Slavery was legal in this country, and magical contracts made it impossible for slaves to harm or betray their masters - if they tried, they'd die. He couldn't afford much, so he ended up selecting Raphtalia, a sickly raccoon-type demi-human child. He needed someone who could fight in his place, so he had to take reasonably good care of her, but his hatred of women was such that he figured he'd be fine with it if she died, since it would be like getting to see the woman who betrayed him dying. 

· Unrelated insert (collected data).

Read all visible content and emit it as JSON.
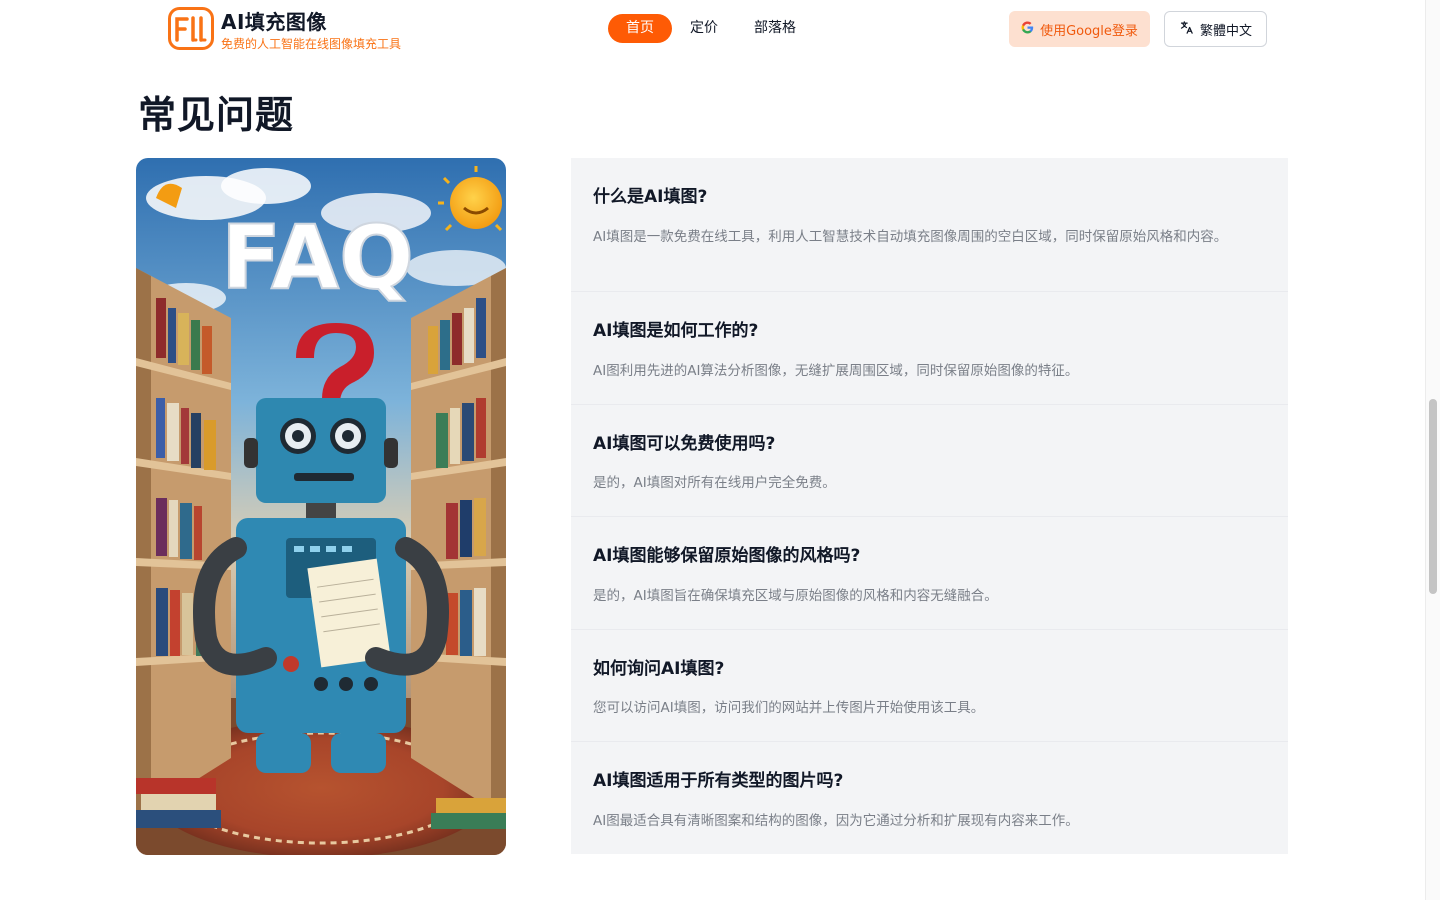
{
  "brand": {
    "title": "AI填充图像",
    "subtitle": "免费的人工智能在线图像填充工具",
    "logo_icon": "fill-logo-icon",
    "accent": "#fe5b05"
  },
  "nav": {
    "items": [
      {
        "label": "首页",
        "active": true
      },
      {
        "label": "定价",
        "active": false
      },
      {
        "label": "部落格",
        "active": false
      }
    ]
  },
  "header_actions": {
    "login_label": "使用Google登录",
    "login_icon": "google-icon",
    "language_label": "繁體中文",
    "language_icon": "translate-icon"
  },
  "faq": {
    "title": "常见问题",
    "image_icon": "faq-robot-illustration",
    "image_text": "FAQ",
    "items": [
      {
        "question": "什么是AI填图?",
        "answer": "AI填图是一款免费在线工具，利用人工智慧技术自动填充图像周围的空白区域，同时保留原始风格和内容。"
      },
      {
        "question": "AI填图是如何工作的?",
        "answer": "AI图利用先进的AI算法分析图像，无缝扩展周围区域，同时保留原始图像的特征。"
      },
      {
        "question": "AI填图可以免费使用吗?",
        "answer": "是的，AI填图对所有在线用户完全免费。"
      },
      {
        "question": "AI填图能够保留原始图像的风格吗?",
        "answer": "是的，AI填图旨在确保填充区域与原始图像的风格和内容无缝融合。"
      },
      {
        "question": "如何询问AI填图?",
        "answer": "您可以访问AI填图，访问我们的网站并上传图片开始使用该工具。"
      },
      {
        "question": "AI填图适用于所有类型的图片吗?",
        "answer": "AI图最适合具有清晰图案和结构的图像，因为它通过分析和扩展现有内容来工作。"
      }
    ]
  }
}
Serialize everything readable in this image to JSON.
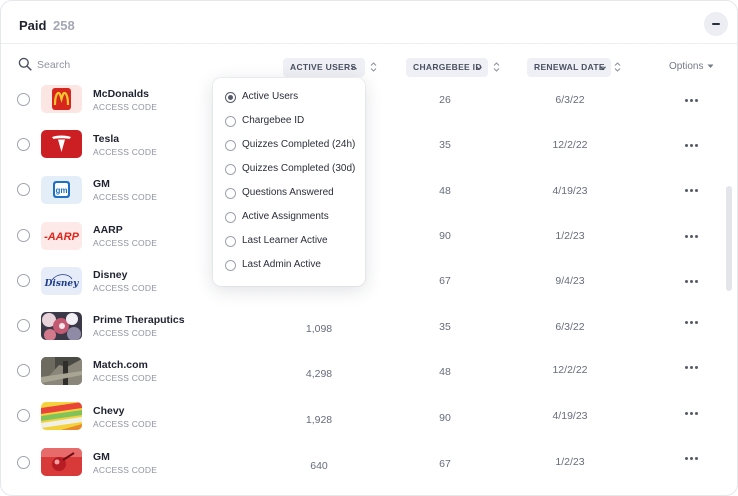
{
  "header": {
    "title": "Paid",
    "count": "258"
  },
  "search": {
    "placeholder": "Search"
  },
  "columns": {
    "active_users": "ACTIVE USERS",
    "chargebee_id": "CHARGEBEE ID",
    "renewal_date": "RENEWAL DATE",
    "options": "Options"
  },
  "rows": [
    {
      "name": "McDonalds",
      "sub": "ACCESS CODE",
      "logo": "mcdonalds-logo",
      "active_users": "",
      "chargebee_id": "26",
      "renewal_date": "6/3/22"
    },
    {
      "name": "Tesla",
      "sub": "ACCESS CODE",
      "logo": "tesla-logo",
      "active_users": "",
      "chargebee_id": "35",
      "renewal_date": "12/2/22"
    },
    {
      "name": "GM",
      "sub": "ACCESS CODE",
      "logo": "gm-logo",
      "active_users": "",
      "chargebee_id": "48",
      "renewal_date": "4/19/23"
    },
    {
      "name": "AARP",
      "sub": "ACCESS CODE",
      "logo": "aarp-logo",
      "active_users": "",
      "chargebee_id": "90",
      "renewal_date": "1/2/23"
    },
    {
      "name": "Disney",
      "sub": "ACCESS CODE",
      "logo": "disney-logo",
      "active_users": "",
      "chargebee_id": "67",
      "renewal_date": "9/4/23"
    },
    {
      "name": "Prime Theraputics",
      "sub": "ACCESS CODE",
      "logo": "prime-therapeutics-image",
      "active_users": "1,098",
      "chargebee_id": "35",
      "renewal_date": "6/3/22"
    },
    {
      "name": "Match.com",
      "sub": "ACCESS CODE",
      "logo": "match-image",
      "active_users": "4,298",
      "chargebee_id": "48",
      "renewal_date": "12/2/22"
    },
    {
      "name": "Chevy",
      "sub": "ACCESS CODE",
      "logo": "chevy-image",
      "active_users": "1,928",
      "chargebee_id": "90",
      "renewal_date": "4/19/23"
    },
    {
      "name": "GM",
      "sub": "ACCESS CODE",
      "logo": "gm-red-image",
      "active_users": "640",
      "chargebee_id": "67",
      "renewal_date": "1/2/23"
    }
  ],
  "dropdown": {
    "selected": "Active Users",
    "items": [
      "Active Users",
      "Chargebee ID",
      "Quizzes Completed (24h)",
      "Quizzes Completed (30d)",
      "Questions Answered",
      "Active Assignments",
      "Last Learner Active",
      "Last Admin Active"
    ]
  },
  "colors": {
    "accent_bg": "#eef0f5",
    "text_primary": "#1f2330",
    "text_muted": "#8e93a0",
    "mcdonalds_red": "#d7261e",
    "tesla_red": "#cc1f24",
    "gm_blue": "#1f6fc2",
    "aarp_red": "#e2231a",
    "disney_blue": "#1d3b8a"
  }
}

I think readers were supposed to see the things Naofumi did for Raphtalia, like feeding her decent meals and giving her a ball to play with, as signs that he was really a decent guy at heart. But if that's supposed to be what a "good guy" is like, that's a very, very low bar to clear. Good for him for...actually feeding his child slave and not beating or raping her. He still had zero qualms about buying her in the first place, and it never once bothered him that he had the power to kill or harm her at any time (in fact he considered that a plus, since it meant she couldn't turn on him). She was a tool that he treated well primarily because it would have cost him precious time and money to replace her.

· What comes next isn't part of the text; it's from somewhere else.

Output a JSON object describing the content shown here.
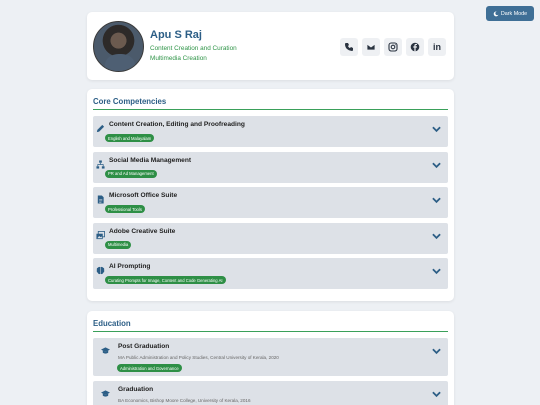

When Raphtalia could have chosen freedom, she instead ran back to Naofumi's side and offered to do the magical slavery contract with him again, if that's what it would take for him to be able to trust her. She even considered the contract that bound her to be a good thing - it forced her to fight when otherwise she would have been too scared to do so. I assume readers were supposed to find all of this heartwarming and wonderful - Naofumi had finally found someone truly loyal, who trusted him so much that she'd literally put her life in his hands. By becoming his happy slave. Again. And there was no "what am I doing/what have I done?" moment on Naofumi's part, no realization that he'd become a horrible person who'd decided that slavery was fine, actually.

While I was reading, I found myself thinking that I'd encountered something a little like this book before - Fuyumi Ono's The Twelve Kindgoms: Sea of Shadow, another isekai fantasy in which the main character is forcibly transported to another world to fulfill an important role, only to find themselves betrayed to the point that it's difficult for them to trust anyone. Except that Yoko didn't hate an entire gender after she was betrayed, and there was no romanticized slavery. Yoko's version of Raphtalia, Rakushun, didn't have anything binding him to her. Becoming closer to him and being friends with him involved taking risk and allowing herself to be a little vulnerable.

This could potentially be a decent series if Naofumi, like Yoko, eventually grew and became a better, stronger person. Unfortunately this first volume, at least, shows no evidence the series might go in that direction. Naofumi wallows in his hatred of women (it probably doesn't help that the betrayal somehow literally took his sense of taste away), and it takes him a mere 20 pages after being betrayed to turn to slavery as a solution to his problems. Judging by other things I've read about the anime and reviews of some of the later light novel volumes, there's worse to come. Despite my mild curiosity about the sorts of shield abilities Naofumi will discover, I'm probably better off stopping here, so I'm glad this is the only volume I own.

Extras:

Three full-color illustrations, and several black and white illustrations throughout. Also, character design sketches for both Naofumi and Raphtalia, and a couple bonus stories. The first bonus story focuses on the Spear Hero, who's so sure of his appeal with the ladies and overall knowledge of this world that he doesn't even realize that the same person who betrayed Naofumi is now using him. The second bonus story focuses on Raphtalia and tells readers her entire horrible backstory, including the bit where one of her owners paid for her and another girl just so that he could get his kicks by beating the two of them every day. I suppose I should be happy there was no rape (or there was and I blanked it out - Raphtalia's story was awful enough, even with Yusagi's amateurish writing, that I opted to skim most of it).